All that was left was to generate the various sized thumbnails and samples necessary for creating the epubs and marketing for all the sites where our stories are sold. Thankfully most of them are exactly the same proportions, just at different scales. There’s always the one that’s different, though, because All Romance EBooks needs a 3×2 thumbnail, which means I have to either trim the length of my final image by 25 pixels, or expand it 17 pixels in width before shrinking it down for a thumbnail. Which one I do depends on what kind of image I’m working with. In this case, trimming the length was much easier than trying to expand the sides.

The official work done, it was time to upload my own images to Flickr and FetLife to show off my work to my friends who might like the story, write fascinating a blog post to entertain and enlighten the good people of ForbiddenFiction, and finally, to fall down.

Let me know when Hunter’s Tree goes up for sale, somebody? I need a nap.

-Siol-

 

#1 Awesome runic details

I love these posts so much. Thanks for the insights.
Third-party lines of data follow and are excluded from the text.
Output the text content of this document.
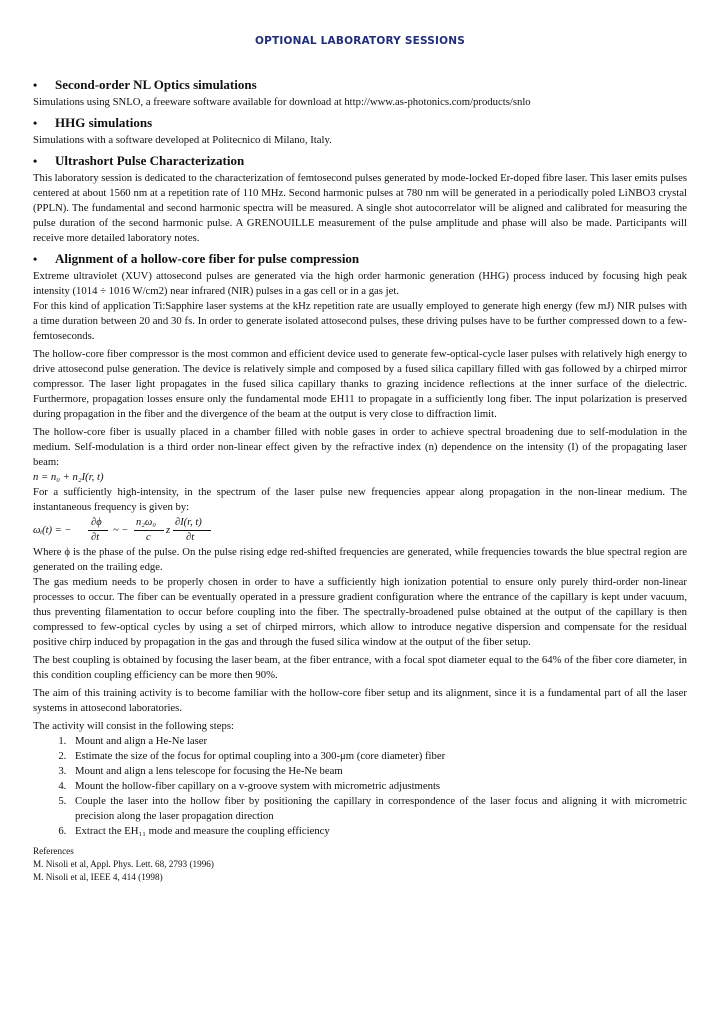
OPTIONAL LABORATORY SESSIONS
•	Second-order NL Optics simulations

Simulations using SNLO, a freeware software available for download at http://www.as-photonics.com/products/snlo

•	HHG simulations

Simulations with a software developed at Politecnico di Milano, Italy.

•	Ultrashort Pulse Characterization

This laboratory session is dedicated to the characterization of femtosecond pulses generated by mode-locked Er-doped fibre laser. This laser emits pulses centered at about 1560 nm at a repetition rate of 110 MHz. Second harmonic pulses at 780 nm will be generated in a periodically poled LiNBO3 crystal (PPLN). The fundamental and second harmonic spectra will be measured. A single shot autocorrelator will be aligned and calibrated for measuring the pulse duration of the second harmonic pulse. A GRENOUILLE measurement of the pulse amplitude and phase will also be made. Participants will receive more detailed laboratory notes.

•	Alignment of a hollow-core fiber for pulse compression

Extreme ultraviolet (XUV) attosecond pulses are generated via the high order harmonic generation (HHG) process induced by focusing high peak intensity (1014 ÷ 1016 W/cm2) near infrared (NIR) pulses in a gas cell or in a gas jet.

For this kind of application Ti:Sapphire laser systems at the kHz repetition rate are usually employed to generate high energy (few mJ) NIR pulses with a time duration between 20 and 30 fs. In order to generate isolated attosecond pulses, these driving pulses have to be further compressed down to a few-femtoseconds.

The hollow-core fiber compressor is the most common and efficient device used to generate few-optical-cycle laser pulses with relatively high energy to drive attosecond pulse generation. The device is relatively simple and composed by a fused silica capillary filled with gas followed by a chirped mirror compressor. The laser light propagates in the fused silica capillary thanks to grazing incidence reflections at the inner surface of the dielectric. Furthermore, propagation losses ensure only the fundamental mode EH11 to propagate in a sufficiently long fiber. The input polarization is preserved during propagation in the fiber and the divergence of the beam at the output is very close to diffraction limit.

The hollow-core fiber is usually placed in a chamber filled with noble gases in order to achieve spectral broadening due to self-modulation in the medium. Self-modulation is a third order non-linear effect given by the refractive index (n) dependence on the intensity (I) of the propagating laser beam:

n = n₀ + n₂I(r, t)

For a sufficiently high-intensity, in the spectrum of the laser pulse new frequencies appear along propagation in the non-linear medium. The instantaneous frequency is given by:

ωᵢ(t) = −
∂ϕ
∂t
~ −
n₂ω₀
c
z
∂I(r, t)
∂t

Where ϕ is the phase of the pulse. On the pulse rising edge red-shifted frequencies are generated, while frequencies towards the blue spectral region are generated on the trailing edge.

The gas medium needs to be properly chosen in order to have a sufficiently high ionization potential to ensure only purely third-order non-linear processes to occur. The fiber can be eventually operated in a pressure gradient configuration where the entrance of the capillary is kept under vacuum, thus preventing filamentation to occur before coupling into the fiber. The spectrally-broadened pulse obtained at the output of the capillary is then compressed to few-optical cycles by using a set of chirped mirrors, which allow to introduce negative dispersion and compensate for the residual positive chirp induced by propagation in the gas and through the fused silica window at the output of the fiber setup.

The best coupling is obtained by focusing the laser beam, at the fiber entrance, with a focal spot diameter equal to the 64% of the fiber core diameter, in this condition coupling efficiency can be more then 90%.

The aim of this training activity is to become familiar with the hollow-core fiber setup and its alignment, since it is a fundamental part of all the laser systems in attosecond laboratories.

The activity will consist in the following steps:

1. Mount and align a He-Ne laser
2. Estimate the size of the focus for optimal coupling into a 300-μm (core diameter) fiber
3. Mount and align a lens telescope for focusing the He-Ne beam
4. Mount the hollow-fiber capillary on a v-groove system with micrometric adjustments
5. Couple the laser into the hollow fiber by positioning the capillary in correspondence of the laser focus and aligning it with micrometric precision along the laser propagation direction
6. Extract the EH₁₁ mode and measure the coupling efficiency
References
M. Nisoli et al, Appl. Phys. Lett. 68, 2793 (1996)
M. Nisoli et al, IEEE 4, 414 (1998)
I love seeing the progressive pictures, and it is especially cool to know that the designs on his back are the result of your research and really mean something. It’s really cool to see how what started as a tattoo turned into a scar, and it totally makes sense.

#2 Thank you 🙂

This stuff is why I so love being assigned the stories with folkloric content. 🙂

I’ve studied the Runes for at least 9 years now.

-Siol-

#3 Wow, I didn’t see this post until tonight!

This is fascinating, Siolnatine! Thank you for the cover art and the background. The interesting thing about societal biases are that some are universal and tend to correlate with reproductive factors (thus giving support to a biological basis) but many are not universal. Bias against heavy women is not universal, with definitions of heavy fluctuating from culture to culture, class to class, and even from decade to decade within the same culture (e.g., the 1980s and cocaine chic). There is what people find attractive and what people say is attractive. That’s what I love about Forbidden Fiction. It gives an outlet for people to write and read while stripping away as much of the facade as possible.Great choice of scenes, too. If the climax of the story is the point of no return, that scene is it. I was very pleased to see tha way that you used the runes. When I was writing it, I didn’t think to be specific about what runes Justin bore on his body. I thought it might be too, what’s the word? Academic? to explain which runes or symbols he had tattooed on him. But now I’m glad that I didn’t, because I was not consciously thinking of Justin’s Ulfhethinn aspect. That works perfectly across his lower back. In the cover art, I couldn’t see the entire word, which is also interesting in that it keeps the word hidden from immediate recognition. And I am reminded of the Volsunga Saga, when Sigmund and Sinfjotli put on the wolf skins.The Aegishjalmr looks perfect and was a pleasant surprise.

So, Hunter’s Tree is for sale now, except for Amazon who banned it. Well, I suppose the story does have “offensive depictions of graphic sexual acts” for some people. Offensive is an interesting word, though. I like this line: “What we deem offensive is probably about what you would expect.” Nobody expects the offensive depiction!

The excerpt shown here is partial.